Teaching About Religion in the School Environment
Religion is a group of beliefs and practices that people use to make sense of their world. Most religions believe in a divine creator who is the source of everything in our universe. Religious believers show devotion to their creator through prayer, holy texts and celebrations of holidays and events throughout the year. Some examples of religions include Christianity, Islam, Hinduism and Judaism. Other religions are unique to a certain place such as Shinto in Japan and Hockey in Canada. In modern society, many people identify with more than one religion and this makes the topic of study in a school environment very interesting.
It is important to teach students about the different religions in their communities and in our world so they can be sensitive to those differences.
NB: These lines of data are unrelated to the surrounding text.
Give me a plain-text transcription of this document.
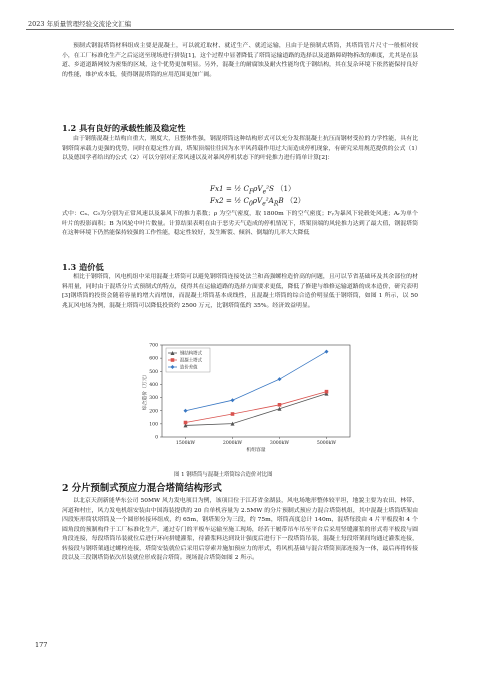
2023 年质量管理经验交流论文汇编

预制式钢混塔筒材料组成主要是混凝土，可以就近取材、就近生产、就近运输，且由于是预制式塔筒，其塔筒管片尺寸一般相对较小，在工厂标准化生产之后运送至现场进行拼装[1]，这个过程中显著降低了塔筒运输道路的选择以及道路障碍物拆改的难度，尤其是在县道、乡道道路网较为密集的区域，这个优势更加明显。另外，混凝土的耐腐蚀及耐火性能均优于钢结构，其在复杂环境下依然能保持良好的性能，维护成本低，使得钢混塔筒的应用范围更加广阔。

1.2 具有良好的承载性能及稳定性

由于钢筋混凝土结构自重大，刚度大，且整体性强，钢混塔筒这种结构形式可以充分发挥混凝土抗压而钢材受拉的力学性能，具有比钢塔筒承载力更强的优势，同时在稳定性方面，塔架顶端往往因为水平风荷载作用过大而造成停机现象，有研究采用规范提供的公式（1）以及德国学者给出的公式（2）可以分别对正常风速以及对暴风停机状态下的叶轮推力进行简单计算[2]：

Fx1 = ½ $C_F\rho V_e^2S$ （1）
Fx2 = ½ $C_0\rho V_e^2A_RB$ （2）

式中：Cₙ、C₀为分别为正常风速以及暴风下的推力系数；ρ 为空气密度，取 1800m 下的空气密度；Fᵧ为暴风下轮毂处风速；Aᵣ为单个叶片的投影面积；B 为风轮中叶片数量。计算结果表明在由于恶劣天气造成的停机情况下，塔架顶端的风轮推力达到了最大值，钢混塔筒在这种环境下仍然能保持较强的工作性能，稳定性较好，发生断裂、倾斜、倒塌的几率大大降低

1.3 造价低

相比于钢塔筒，风电机组中采用混凝土塔筒可以避免钢塔筒连接处法兰和高强螺栓造价高的问题，且可以节省基础环及其余部位的材料用量，同时由于混塔分片式预制式的特点，使得其在运输道路的选择方面要求更低，降低了修建与维修运输道路的成本造价，研究表明[3]钢塔筒的投资会随着容量的增大而增加，而混凝土塔筒基本成线性，且混凝土塔筒的综合造价明显低于钢塔筒，如图 1 所示，以 50 兆瓦风电场为例，混凝土塔筒可以降低投资约 2500 万元，比钢塔筒低约 35%。经济效益明显。

0
100
200
300
400
500
600
700
1500kW	2000kW	3000kW	5000kW
机组容量
综合造价（万元）
钢结构塔式
混凝土塔式
造价差值
图 1 钢塔筒与混凝土塔筒综合造价对比图
2 分片预制式预应力混合塔筒结构形式

以北京天润新能华东公司 50MW 风力发电项目为例，该项目位于江苏省金湖县，风电场地形整体较平坦，地貌主要为农田、林带、河道和村庄，风力发电机组安装由中国海装提供的 20 台单机容量为 2.5MW 的分片预制式预应力混合塔筒机组，其中混凝土塔筒塔架由四段矩形筒状塔筒及一个圆形转接环组成，约 65m，钢塔架分为三段，约 75m，塔筒高度总计 140m，混塔每段由 4 片平板段和 4 个圆角段的预制构件于工厂标准化生产，通过专门的平板车运输至施工现场，经若干履带吊车吊至平台后采用竖缝灌浆的形式将平板段与圆角段连接，每段塔筒吊装就位后进行环向拼缝灌浆，待灌浆料达到设计强度后进行下一段塔筒吊装，混凝土每段塔架间均通过灌浆连接，转接段与钢塔架通过螺栓连接，塔筒安装就位后采用后穿索并施加预应力的形式，将风机基础与混合塔筒顶部连接为一体，最后再将转接段以及三段钢塔筒依次吊装就位形成混合塔筒。现场混合塔筒如图 2 所示。

177
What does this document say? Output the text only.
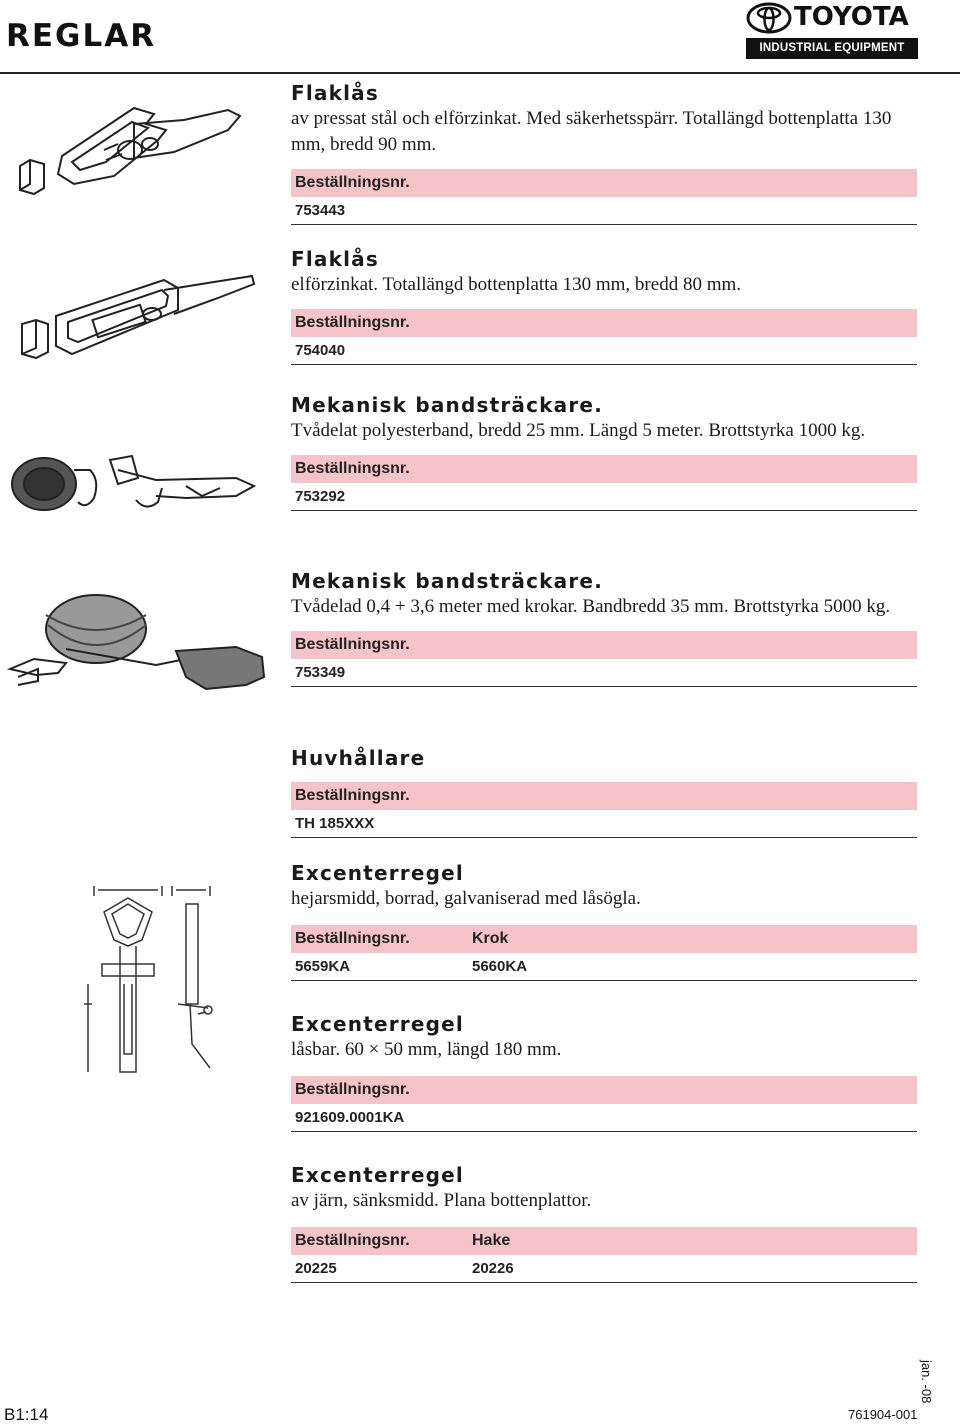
REGLAR
TOYOTA
INDUSTRIAL EQUIPMENT
Flaklås

av pressat stål och elförzinkat. Med säkerhetsspärr. Totallängd bottenplatta 130 mm, bredd 90 mm.

Beställningsnr.
753443
Flaklås

elförzinkat. Totallängd bottenplatta 130 mm, bredd 80 mm.

Beställningsnr.
754040
Mekanisk bandsträckare.

Tvådelat polyesterband, bredd 25 mm. Längd 5 meter. Brottstyrka 1000 kg.

Beställningsnr.
753292
Mekanisk bandsträckare.

Tvådelad 0,4 + 3,6 meter med krokar. Bandbredd 35 mm. Brottstyrka 5000 kg.

Beställningsnr.
753349
Huvhållare
Beställningsnr.
TH 185XXX
Excenterregel

hejarsmidd, borrad, galvaniserad med låsögla.

Beställningsnr.	Krok
5659KA	5660KA
Excenterregel

låsbar. 60 × 50 mm, längd 180 mm.

Beställningsnr.
921609.0001KA
Excenterregel

av järn, sänksmidd. Plana bottenplattor.

Beställningsnr.	Hake
20225	20226
B1:14	761904-001
jan. -08
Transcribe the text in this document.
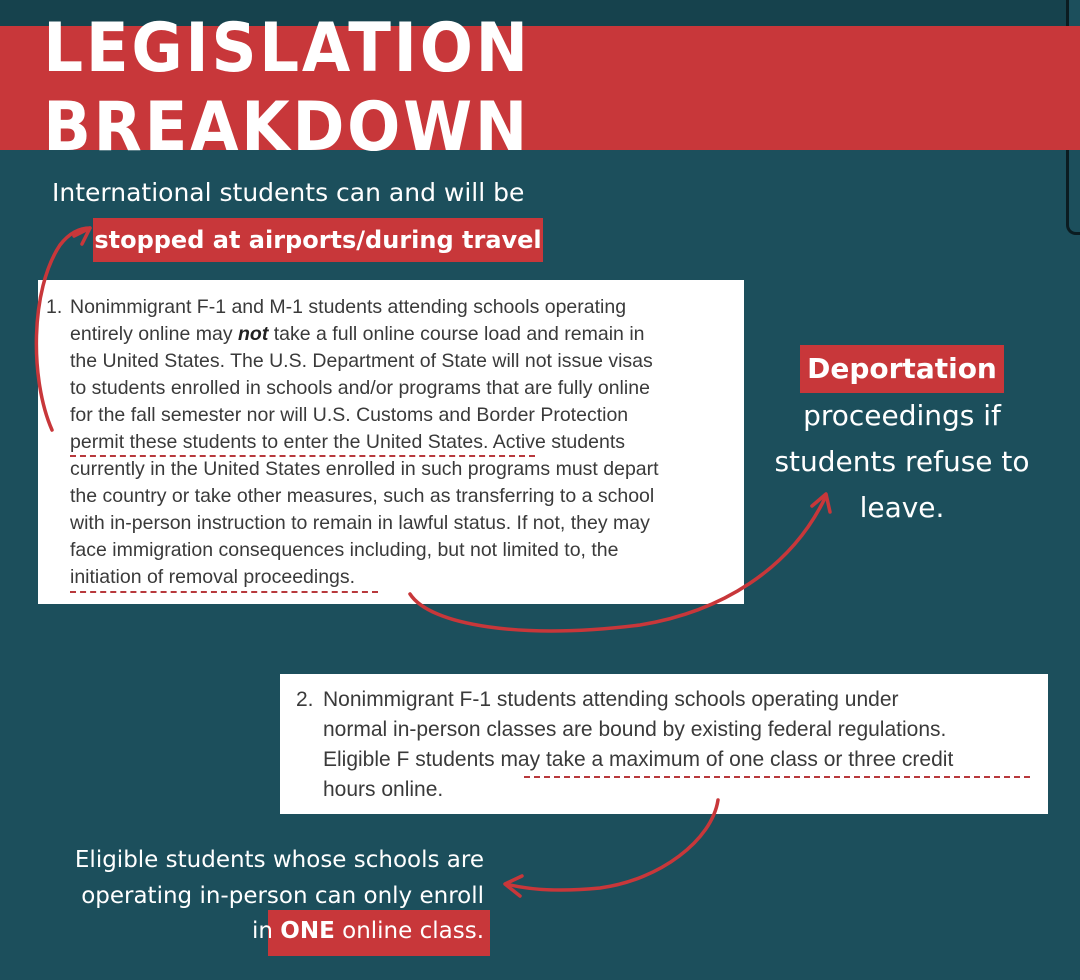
LEGISLATION BREAKDOWN
International students can and will be
stopped at airports/during travel
1. Nonimmigrant F-1 and M-1 students attending schools operating
entirely online may not take a full online course load and remain in
the United States. The U.S. Department of State will not issue visas
to students enrolled in schools and/or programs that are fully online
for the fall semester nor will U.S. Customs and Border Protection
permit these students to enter the United States. Active students
currently in the United States enrolled in such programs must depart
the country or take other measures, such as transferring to a school
with in-person instruction to remain in lawful status. If not, they may
face immigration consequences including, but not limited to, the
initiation of removal proceedings.
Deportation
proceedings if
students refuse to
leave.
2. Nonimmigrant F-1 students attending schools operating under
normal in-person classes are bound by existing federal regulations.
Eligible F students may take a maximum of one class or three credit
hours online.
Eligible students whose schools are
operating in-person can only enroll
in ONE online class.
It is also important to educate children about stereotypes that they may hear from other sources, such as in the media, so that they can avoid judging or making negative assumptions about others. Teaching about the different religions in our community is a wonderful way to celebrate diversity in our schools and in our world.
The term “religion” is derived from the Latin verb religio, which means “scrupulousness.” In ancient antiquity this was a moral or ethical notion of how people behaved in their relationships with gods and spirits, and it also encompassed taboos, promises, curses, or transgressions. In more humanistic or naturalistic traditions, these concerns and actions have been framed in terms of a person’s relationship with the broader human community or with nature.
As religion became a subject of academic study in the 19th century, it was reframed as a set of beliefs and activities that can be analyzed using scientific methods such as archaeology, ethnology, and history. The emergence of this new field of study and the growth of knowledge about world cultures brought an increase in the number of “world religions” identified by scholars. This increased focus on a particular definition of religion has raised concerns about how the concept of religion is used in our culture and how it may be biased or even harmful to some groups.
The rise of critical and reflexive scholarship in the social sciences and humanities has prompted scholars to pull back and examine the constructed nature of these concepts that were once so taken for granted. This has led to criticism of the idea that there is a universal definition of religion, as well as the assumption that the concept of religion is not a category but a taxon whose members share certain defining characteristics. These are called polythetic approaches and are similar to the way that scientists sort bacteria according to their properties, rather than by a classification system like genus or species.